Valour FC suspended operations following the 2025 CPL season. While Miller explained that not enough fans were attending games to justify continued investment by the Winnipeg Football Club, others, including former Valour coach Rob Gale, contended that the team had been mismanaged, citing limited investment, staffing, and community engagement.

==== Triple B Stadium Inc. ====
Triple B Stadium Inc. is a non-share corporation which owns Princess Auto Stadium, where the Blue Bombers (and previously Valour FC) play in Winnipeg. Originally, Triple B Stadium Inc. was owned by a consortium of the City of Winnipeg, the Province of Manitoba, the Winnipeg Football Club and the University of Manitoba. During Miller's tenure, effective October 21, 2021, the WFC will manage and operate the stadium in exchange for primary access to the facilities. In 2022, WFC became the sole member of Triple B and has the ability to elect Triple B’s Directors.

==Personal==
Miller was born and raised in Winnipeg, Manitoba. He attended Sturgeon Creek High School in Winnipeg. His father, Allen, played linebacker for the Blue Bombers during the 1960s after a short stint with the Washington Redskins in the National Football League. His son Branson Miller signed with the University of Guelph Gryphons in 2024. His brother, Ritchie, works as an umpire for the CFL.

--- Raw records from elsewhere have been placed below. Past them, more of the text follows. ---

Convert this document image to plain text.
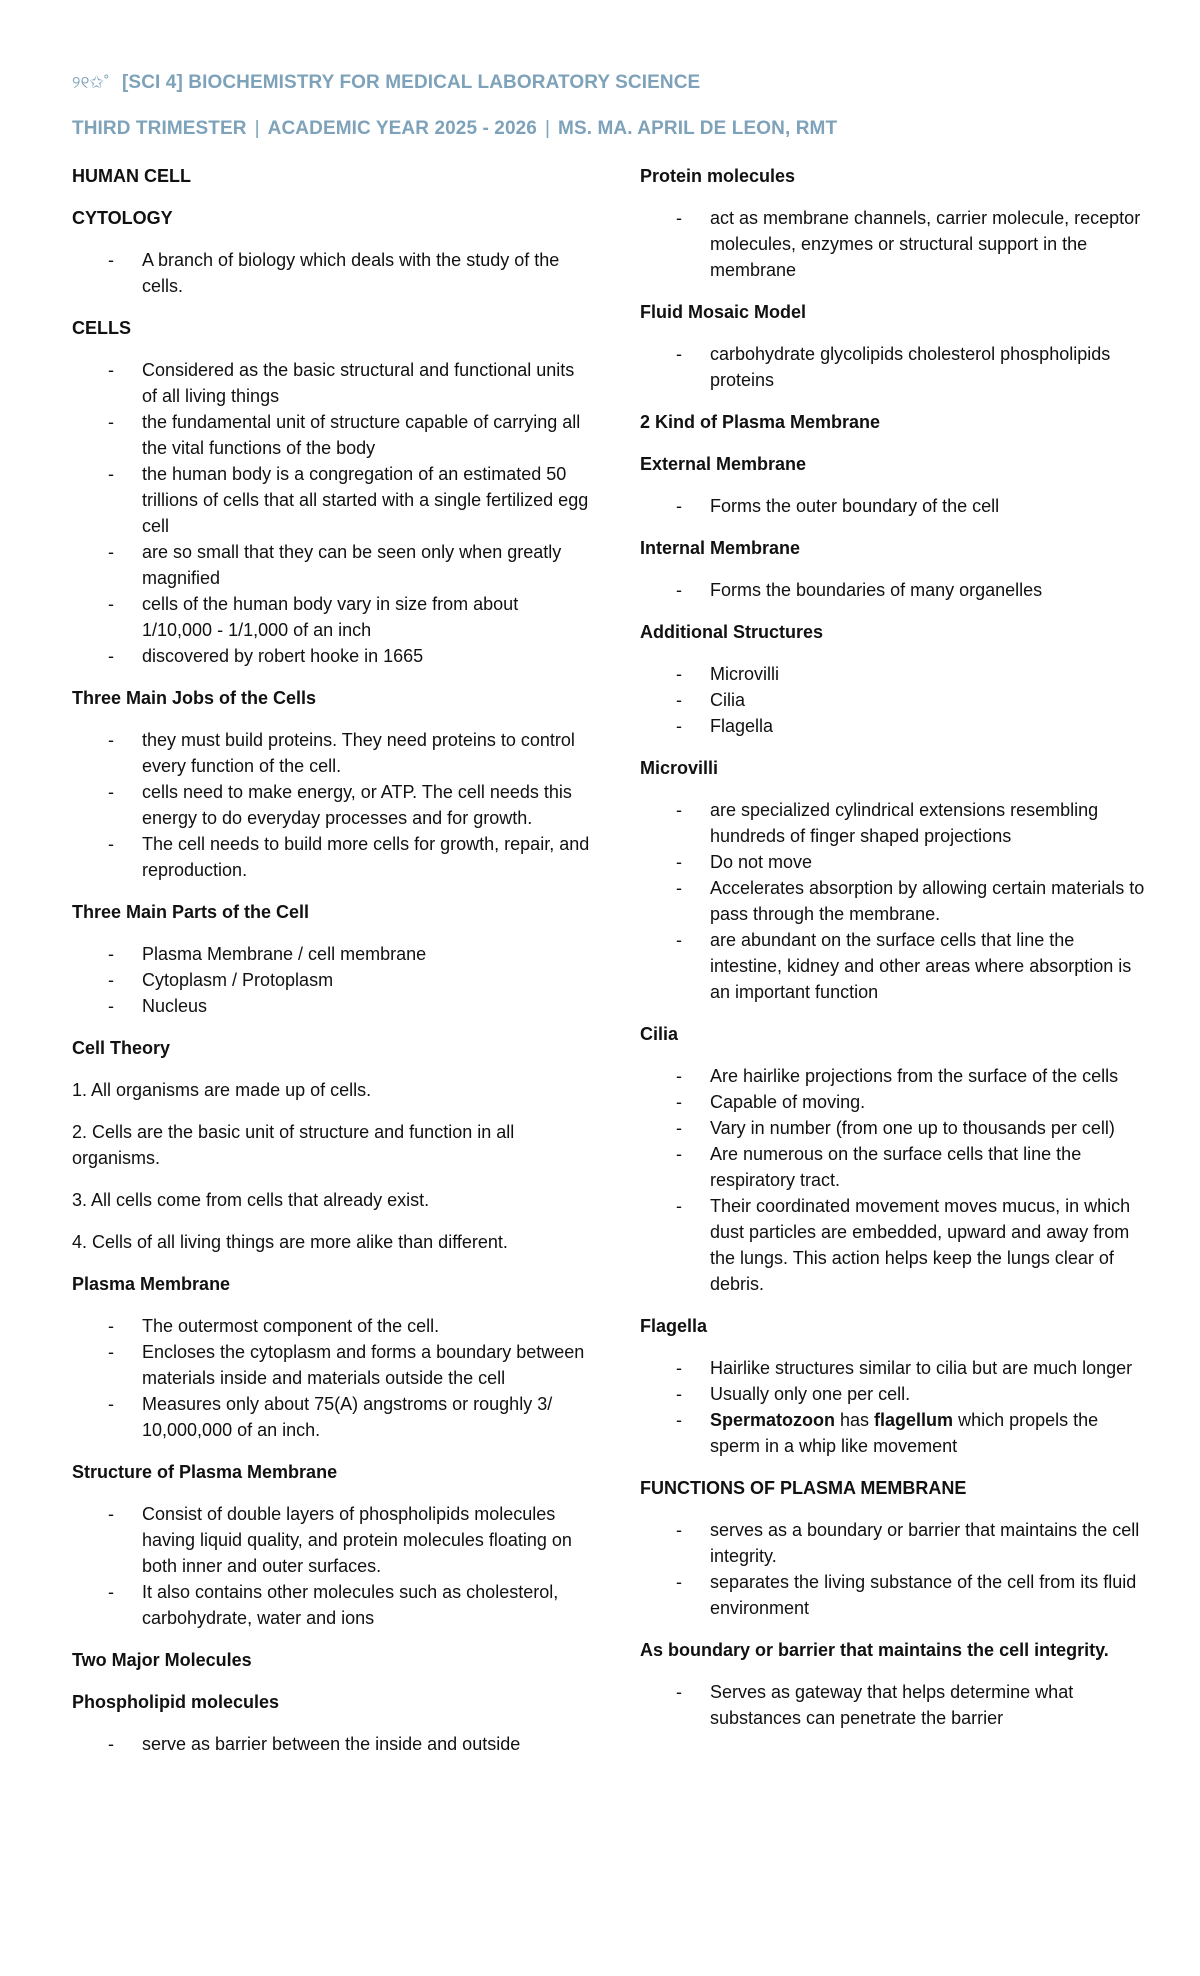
୨୧✩˚ [SCI 4] BIOCHEMISTRY FOR MEDICAL LABORATORY SCIENCE
THIRD TRIMESTER | ACADEMIC YEAR 2025 - 2026 | MS. MA. APRIL DE LEON, RMT
HUMAN CELL
CYTOLOGY
- A branch of biology which deals with the study of the cells.
CELLS
- Considered as the basic structural and functional units of all living things
- the fundamental unit of structure capable of carrying all the vital functions of the body
- the human body is a congregation of an estimated 50 trillions of cells that all started with a single fertilized egg cell
- are so small that they can be seen only when greatly magnified
- cells of the human body vary in size from about 1/10,000 - 1/1,000 of an inch
- discovered by robert hooke in 1665
Three Main Jobs of the Cells
- they must build proteins. They need proteins to control every function of the cell.
- cells need to make energy, or ATP. The cell needs this energy to do everyday processes and for growth.
- The cell needs to build more cells for growth, repair, and reproduction.
Three Main Parts of the Cell
- Plasma Membrane / cell membrane
- Cytoplasm / Protoplasm
- Nucleus
Cell Theory

1. All organisms are made up of cells.

2. Cells are the basic unit of structure and function in all organisms.

3. All cells come from cells that already exist.

4. Cells of all living things are more alike than different.

Plasma Membrane
- The outermost component of the cell.
- Encloses the cytoplasm and forms a boundary between materials inside and materials outside the cell
- Measures only about 75(A) angstroms or roughly 3/ 10,000,000 of an inch.
Structure of Plasma Membrane
- Consist of double layers of phospholipids molecules having liquid quality, and protein molecules floating on both inner and outer surfaces.
- It also contains other molecules such as cholesterol, carbohydrate, water and ions
Two Major Molecules
Phospholipid molecules
- serve as barrier between the inside and outside
Protein molecules
- act as membrane channels, carrier molecule, receptor molecules, enzymes or structural support in the membrane
Fluid Mosaic Model
- carbohydrate glycolipids cholesterol phospholipids proteins
2 Kind of Plasma Membrane
External Membrane
- Forms the outer boundary of the cell
Internal Membrane
- Forms the boundaries of many organelles
Additional Structures
- Microvilli
- Cilia
- Flagella
Microvilli
- are specialized cylindrical extensions resembling hundreds of finger shaped projections
- Do not move
- Accelerates absorption by allowing certain materials to pass through the membrane.
- are abundant on the surface cells that line the intestine, kidney and other areas where absorption is an important function
Cilia
- Are hairlike projections from the surface of the cells
- Capable of moving.
- Vary in number (from one up to thousands per cell)
- Are numerous on the surface cells that line the respiratory tract.
- Their coordinated movement moves mucus, in which dust particles are embedded, upward and away from the lungs. This action helps keep the lungs clear of debris.
Flagella
- Hairlike structures similar to cilia but are much longer
- Usually only one per cell.
- Spermatozoon has flagellum which propels the sperm in a whip like movement
FUNCTIONS OF PLASMA MEMBRANE
- serves as a boundary or barrier that maintains the cell integrity.
- separates the living substance of the cell from its fluid environment
As boundary or barrier that maintains the cell integrity.
- Serves as gateway that helps determine what substances can penetrate the barrier
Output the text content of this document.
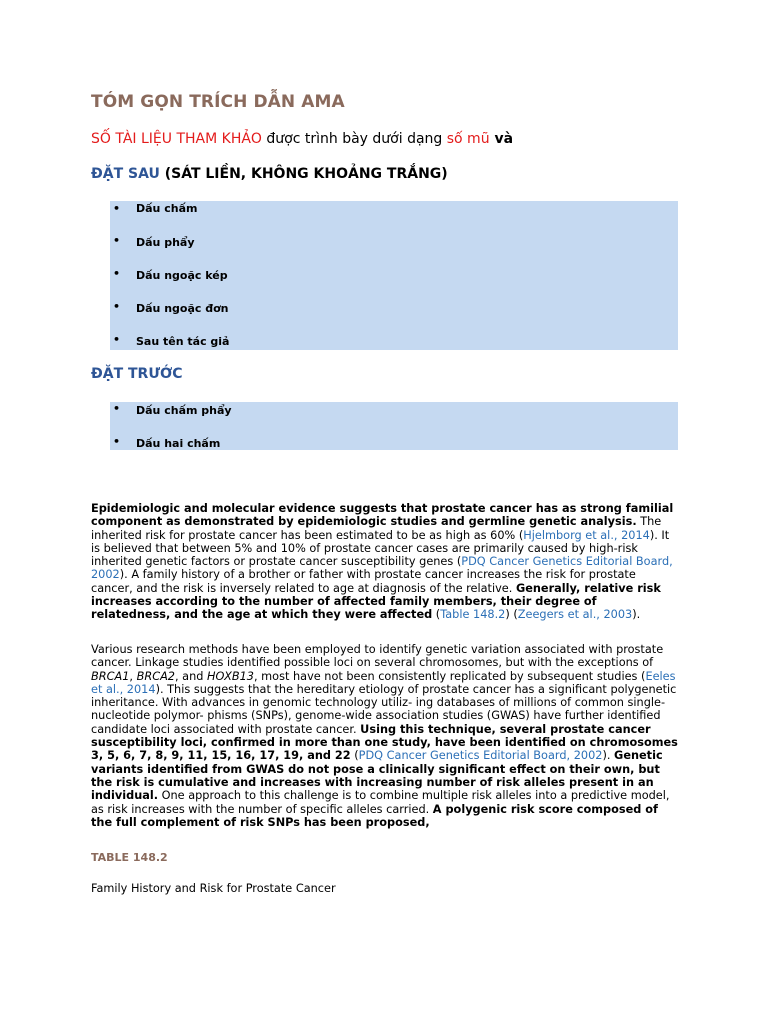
TÓM GỌN TRÍCH DẪN AMA

SỐ TÀI LIỆU THAM KHẢO được trình bày dưới dạng số mũ và

ĐẶT SAU (SÁT LIỀN, KHÔNG KHOẢNG TRẮNG)

• Dấu chấm
• Dấu phẩy
• Dấu ngoặc kép
• Dấu ngoặc đơn
• Sau tên tác giả
ĐẶT TRƯỚC
• Dấu chấm phẩy
• Dấu hai chấm

Epidemiologic and molecular evidence suggests that prostate cancer has as strong familial component as demonstrated by epidemiologic studies and germline genetic analysis. The inherited risk for prostate cancer has been estimated to be as high as 60% (Hjelmborg et al., 2014). It is believed that between 5% and 10% of prostate cancer cases are primarily caused by high-risk inherited genetic factors or prostate cancer susceptibility genes (PDQ Cancer Genetics Editorial Board, 2002). A family history of a brother or father with prostate cancer increases the risk for prostate cancer, and the risk is inversely related to age at diagnosis of the relative. Generally, relative risk increases according to the number of affected family members, their degree of relatedness, and the age at which they were affected (Table 148.2) (Zeegers et al., 2003).

Various research methods have been employed to identify genetic variation associated with prostate cancer. Linkage studies identified possible loci on several chromosomes, but with the exceptions of BRCA1, BRCA2, and HOXB13, most have not been consistently replicated by subsequent studies (Eeles et al., 2014). This suggests that the hereditary etiology of prostate cancer has a significant polygenetic inheritance. With advances in genomic technology utiliz- ing databases of millions of common single-nucleotide polymor- phisms (SNPs), genome-wide association studies (GWAS) have further identified candidate loci associated with prostate cancer. Using this technique, several prostate cancer susceptibility loci, confirmed in more than one study, have been identified on chromosomes 3, 5, 6, 7, 8, 9, 11, 15, 16, 17, 19, and 22 (PDQ Cancer Genetics Editorial Board, 2002). Genetic variants identified from GWAS do not pose a clinically significant effect on their own, but the risk is cumulative and increases with increasing number of risk alleles present in an individual. One approach to this challenge is to combine multiple risk alleles into a predictive model, as risk increases with the number of specific alleles carried. A polygenic risk score composed of the full complement of risk SNPs has been proposed,

TABLE 148.2

Family History and Risk for Prostate Cancer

Away from football, Miller has worked as an employment recruiter and motivational speaker. In 2002, he co-founded Pinnacle Staffing, an employment agency which specializes in executive and management recruitment. He is also involved in numerous other business ventures, including multiple Booster Juice franchises, and is an active member of the Blue Bombers Alumni Association. The Globe and Mail named Miller as one of Canada's Top 40 under-40 in 2007.